Toward the top of the twentieth century, the British novelist and critic John Berger insisted on the importance of what he called “pockets of resistance” — small-scale efforts to oppose global systems of domination and exploitation, or at the least to assume alternatives. The potential of change, Berger suggested, might be found not in grand revolutionary movements but in local practices, including the making and contemplation of art.
I believed of Berger after seeing “Neptune Frost,” an odd and charming latest feature by Saul Williams, an American musician, author and artist, and Anisia Uzeyman a Rwandan filmmaker. The movie, an Afrofuturist fantasia that can also be a musical, a science-fiction parable and a hacker manifesto, depicts a pocket of resistance in the shape of a community of African rebels. Surrounded by political violence, economic injustice and cultural alienation, they fight to secure an area where imagination and solidarity can flourish. The challenges are formidable, but their commitment is a component of what makes “Neptune Frost” moving in addition to mind-bending.

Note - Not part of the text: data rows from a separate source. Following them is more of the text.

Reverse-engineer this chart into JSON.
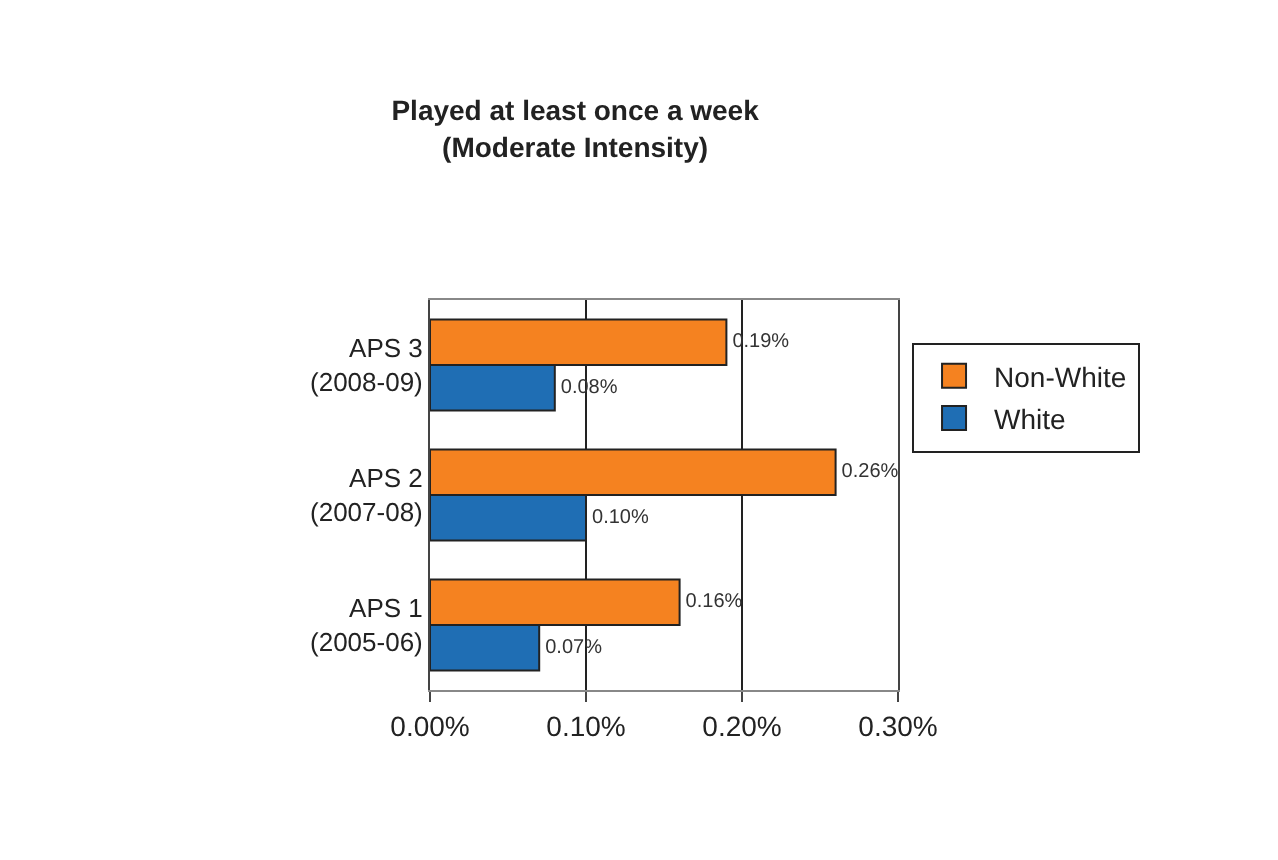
{
  "chart_data": {
    "type": "bar",
    "orientation": "horizontal",
    "title": "Played at least once a week\n(Moderate Intensity)",
    "categories": [
      "APS 3\n(2008-09)",
      "APS 2\n(2007-08)",
      "APS 1\n(2005-06)"
    ],
    "series": [
      {
        "name": "Non-White",
        "color": "#f58220",
        "values": [
          0.19,
          0.26,
          0.16
        ],
        "value_labels": [
          "0.19%",
          "0.26%",
          "0.16%"
        ]
      },
      {
        "name": "White",
        "color": "#1f6eb4",
        "values": [
          0.08,
          0.1,
          0.07
        ],
        "value_labels": [
          "0.08%",
          "0.10%",
          "0.07%"
        ]
      }
    ],
    "xlim": [
      0,
      0.3
    ],
    "xticks": [
      {
        "value": 0,
        "label": "0.00%"
      },
      {
        "value": 0.1,
        "label": "0.10%"
      },
      {
        "value": 0.2,
        "label": "0.20%"
      },
      {
        "value": 0.3,
        "label": "0.30%"
      }
    ],
    "grid": "x",
    "legend": "right"
  }
}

Additionally it is a pocket of resistance in its own right, insofar because the act of constructing the film — and for that matter enthusiastic about it — amounts to a critique of the best way things are. The principal characters are Matalusa (Kaya Free), who works alongside his brother in an open-pit mine in Burundi, digging up coltan, a mineral that helps power the world’s cellphones. After his brother is killed, Matalusa flees. At the identical time, Neptune (Cheryl Isheja and Elvis Ngabo), described by the filmmakers as “an intersex runaway,” escapes from an attempted sexual assault. Their journeys finally converge within the hacker encampment. (“Frost” is the name of a magical, brightly coloured messenger bird.)

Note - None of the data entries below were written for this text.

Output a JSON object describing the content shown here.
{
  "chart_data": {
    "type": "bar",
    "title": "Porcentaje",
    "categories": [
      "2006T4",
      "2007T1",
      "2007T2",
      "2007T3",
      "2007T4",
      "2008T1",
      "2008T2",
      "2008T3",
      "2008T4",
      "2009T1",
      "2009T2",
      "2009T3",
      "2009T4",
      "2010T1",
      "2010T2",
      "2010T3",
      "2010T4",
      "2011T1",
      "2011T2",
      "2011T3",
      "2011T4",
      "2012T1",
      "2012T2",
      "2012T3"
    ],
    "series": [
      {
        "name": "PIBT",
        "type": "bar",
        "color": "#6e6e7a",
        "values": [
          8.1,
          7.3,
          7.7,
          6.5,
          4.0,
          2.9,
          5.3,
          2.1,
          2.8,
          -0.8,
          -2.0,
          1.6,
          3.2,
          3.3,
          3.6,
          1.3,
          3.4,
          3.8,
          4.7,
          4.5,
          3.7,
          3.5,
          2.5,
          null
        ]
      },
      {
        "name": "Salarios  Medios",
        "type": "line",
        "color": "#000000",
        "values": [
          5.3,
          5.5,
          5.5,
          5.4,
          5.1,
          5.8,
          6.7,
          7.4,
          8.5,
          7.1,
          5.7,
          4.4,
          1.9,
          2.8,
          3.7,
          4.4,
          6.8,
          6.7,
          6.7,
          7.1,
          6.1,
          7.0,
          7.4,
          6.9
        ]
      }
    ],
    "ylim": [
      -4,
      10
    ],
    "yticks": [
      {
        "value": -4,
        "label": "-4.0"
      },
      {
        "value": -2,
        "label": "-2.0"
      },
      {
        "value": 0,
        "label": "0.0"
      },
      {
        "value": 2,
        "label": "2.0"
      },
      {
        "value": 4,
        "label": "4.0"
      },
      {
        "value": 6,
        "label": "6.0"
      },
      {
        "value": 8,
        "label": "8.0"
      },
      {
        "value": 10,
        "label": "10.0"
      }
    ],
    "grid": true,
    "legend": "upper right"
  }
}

The plot of “Neptune Frost” is loose and suggestive. This isn’t a decent, tidy allegory of capitalism and colonialism a lot as a collage of vivid images, sounds and words that punch the movie’s themes like hashtags. Williams and Uzeyman marry anarchist politics with anarchist aesthetics, making something that feels each handmade and high-tech, digital and analog, poetic and punk rock.
The hackers’ all-purpose greeting and slogan is “unanimous gold mine.” I don’t understand how the phrase sounds in Kinyarwanda or Kirundi (two of the languages spoken within the film), but in English it invokes each collective ownership of wealth and all-purpose optimism. By some means, it captures the unsentimental, exuberant energy of the film, which is a treasury of ideas and provocations — a pocket stuffed with possibilities.
Not rated. In Kinyarwanda, Kirundi, Swahili, French and English, with subtitles. Running time: 1 hour 45 minutes. In theaters.